The government wouldn't have to pay host communities if it could remove spent nuclear fuel. But Bickford didn't have much good news on that front.
Bickford detailed work that the Energy Department has been doing to lay the groundwork for moving spent fuel out of sites like Vermont Yankee. Those include conducting tests; planning routes; commissioning specially designed railcars; and visiting nuclear sites to determine how best to pick up fuel.
Department officials visited Vermont Yankee in 2016 and determined that rail, not trucks, will be the best fuel-transportation method there. Last week, Bickford said Vermont Yankee is a "very well-connected site" in terms of rail access.
But there's no place to take fuel at this point. And, while there is a national Nuclear Waste Fund containing about $39 billion for spent fuel disposal, there's no money allocated for any transportation projects at this point, Bickford said.

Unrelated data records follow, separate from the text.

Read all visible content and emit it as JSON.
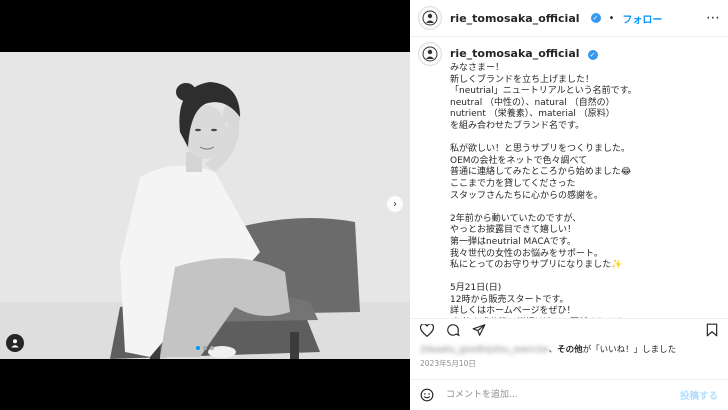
{
  "account": {
    "username": "rie_tomosaka_official",
    "follow_label": "フォロー"
  },
  "caption": {
    "username": "rie_tomosaka_official",
    "text": "みなさまー！\n新しくブランドを立ち上げました！\n「neutrial」ニュートリアルという名前です。\nneutral （中性の）、natural （自然の）\nnutrient （栄養素）、material （原料）\nを組み合わせたブランド名です。\n\n私が欲しい！と思うサプリをつくりました。\nOEMの会社をネットで色々調べて\n普通に連絡してみたところから始めました😂\nここまで力を貸してくださった\nスタッフさんたちに心からの感謝を。\n\n2年前から動いていたのですが、\nやっとお披露目できて嬉しい！\n第一弾はneutrial MACAです。\n我々世代の女性のお悩みをサポート。\n私にとってのお守りサプリになりました✨\n\n5月21日(日)\n12時から販売スタートです。\n詳しくはホームページをぜひ！\n(価格や成分等の詳細は追って更新されます)"
  },
  "likes": {
    "liker": "2daaatu_goodinjutsu_exercise",
    "others_label": "その他",
    "suffix": "が「いいね！」しました"
  },
  "date": "2023年5月10日",
  "comment": {
    "placeholder": "コメントを追加...",
    "post_label": "投稿する"
  },
  "carousel": {
    "slides": 3,
    "active": 0
  },
  "icons": [
    "more-icon",
    "verified-icon",
    "heart-icon",
    "comment-icon",
    "share-icon",
    "save-icon",
    "emoji-icon",
    "user-tag-icon",
    "next-arrow-icon"
  ],
  "colors": {
    "accent": "#0095f6",
    "verified": "#3797f0",
    "text": "#262626",
    "muted": "#8e8e8e"
  }
}
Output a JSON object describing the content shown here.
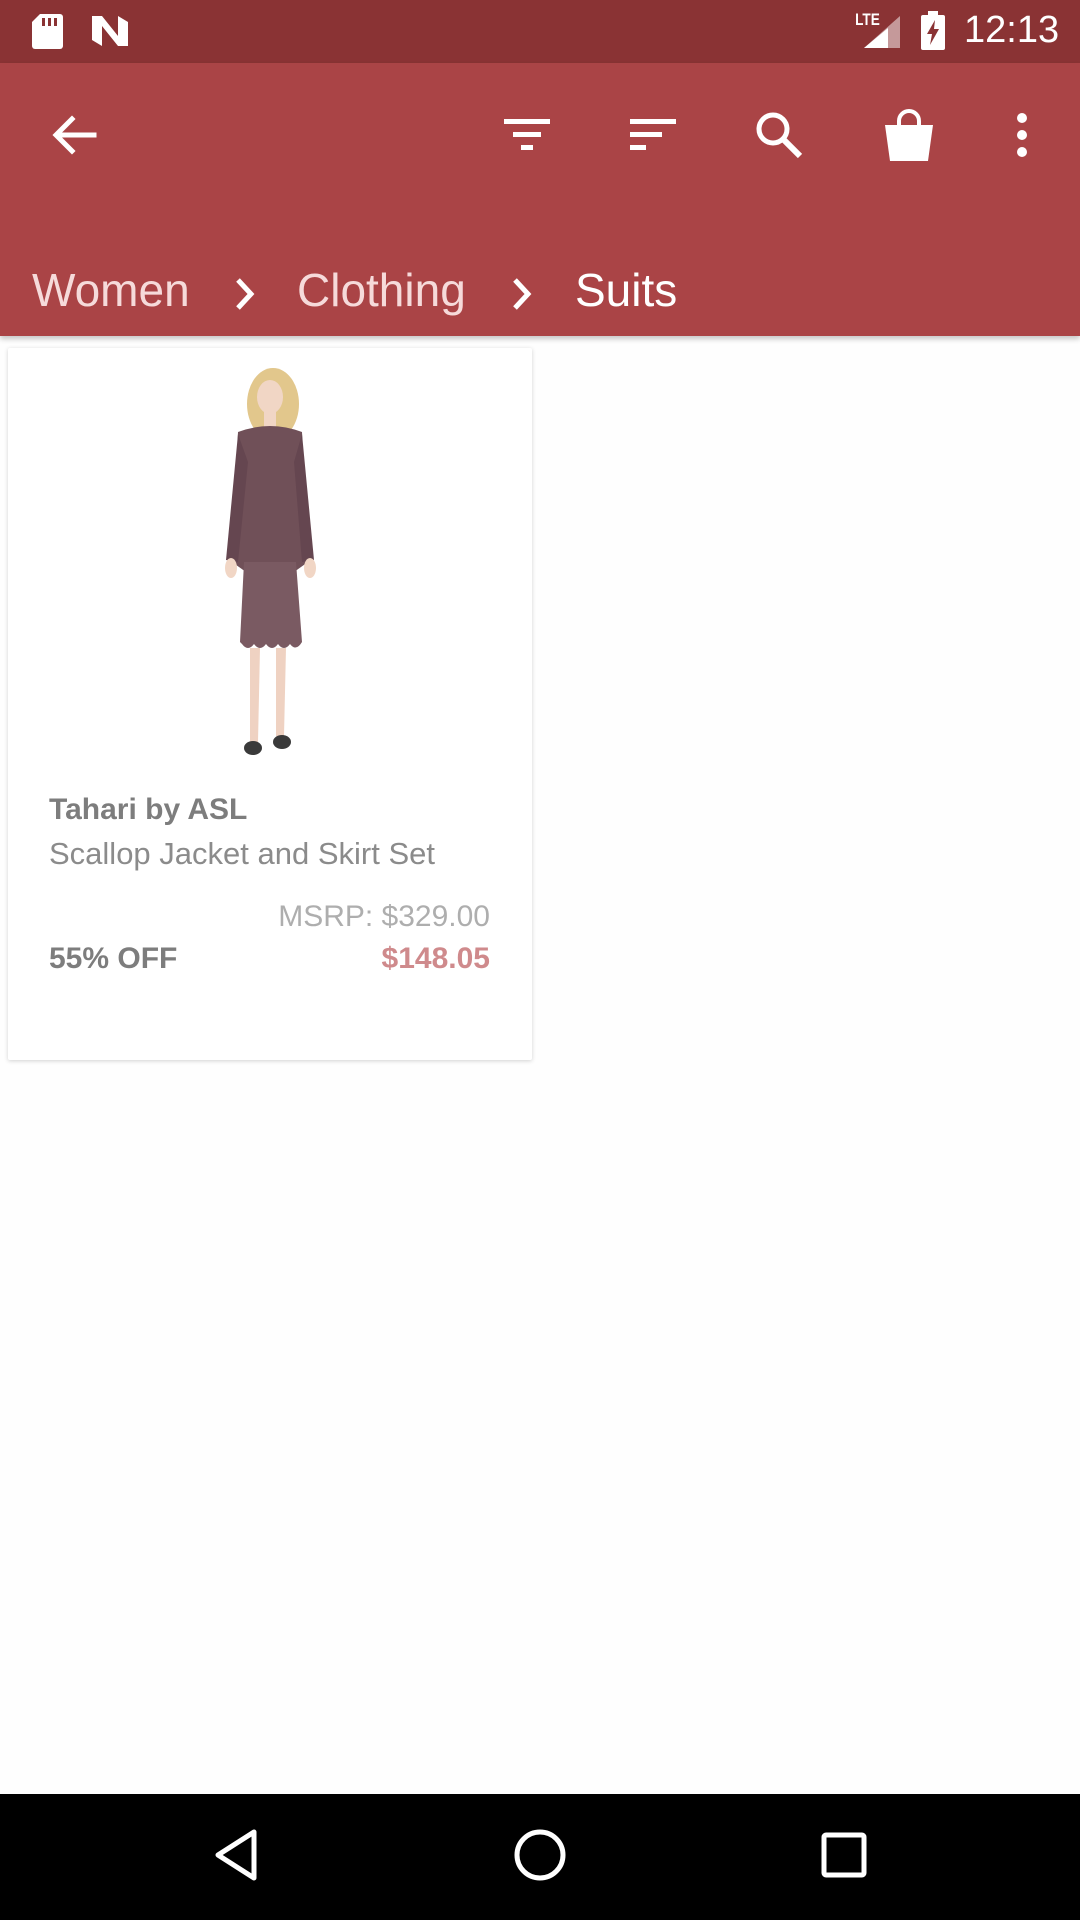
{
  "status_bar": {
    "time": "12:13",
    "network": "LTE",
    "icons": [
      "sd-card-icon",
      "n-app-icon",
      "lte-signal-icon",
      "battery-charging-icon"
    ]
  },
  "app_bar": {
    "background": "#aa4446",
    "icons": [
      "back-arrow-icon",
      "filter-icon",
      "sort-icon",
      "search-icon",
      "shopping-bag-icon",
      "more-vert-icon"
    ],
    "breadcrumb": [
      "Women",
      "Clothing",
      "Suits"
    ]
  },
  "products": [
    {
      "brand": "Tahari by ASL",
      "title": "Scallop Jacket and Skirt Set",
      "msrp": "MSRP: $329.00",
      "discount": "55% OFF",
      "price": "$148.05"
    }
  ],
  "nav_bar": {
    "icons": [
      "back-triangle-icon",
      "home-circle-icon",
      "recents-square-icon"
    ]
  }
}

Even when there is a clear destination and funding allocations, Bickford said the department couldn't immediately begin moving fuel to a storage site.
"The timeline is a seven-year timeline," she said. "So we think that, from the time we get the go-ahead it will take us on the order of seven years to be ready to conduct that first transport."
It's also not clear what type of priority Vermont Yankee's spent fuel would receive once the federal government begins moving nuclear waste.
Federal officials have contemplated moving the oldest fuel first, but that could involve picking up waste at multiple sites around the country. "It's not a very efficient way to be removing fuel from sites," Bickford said.
"The actual queue is going to be up to contract negotiations between the department and the (plant owner) and those negotiations have not yet taken place," she added.
Bickford also told the advisory panel that the department's proposed timeline for moving fuel could be altered by issues like "unforeseen technical challenges," supply problems or litigation.
No matter what fuel solution the government eventually pursues, there's bound to be organized opposition. Even in New England, some are concerned about the consequences of sending nuclear waste to the western U.S.
Chris Williams, a Hancock resident who works with groups including the Massachusetts-based Citizens Awareness Network, said Yucca Mountain is not a scientifically sound solution. He's no fan of interim storage, either.
"I, like everybody else, want that waste out of Vermont," Williams said. "But I don't want to send it someplace where it's going to create a problem down the line - a big problem."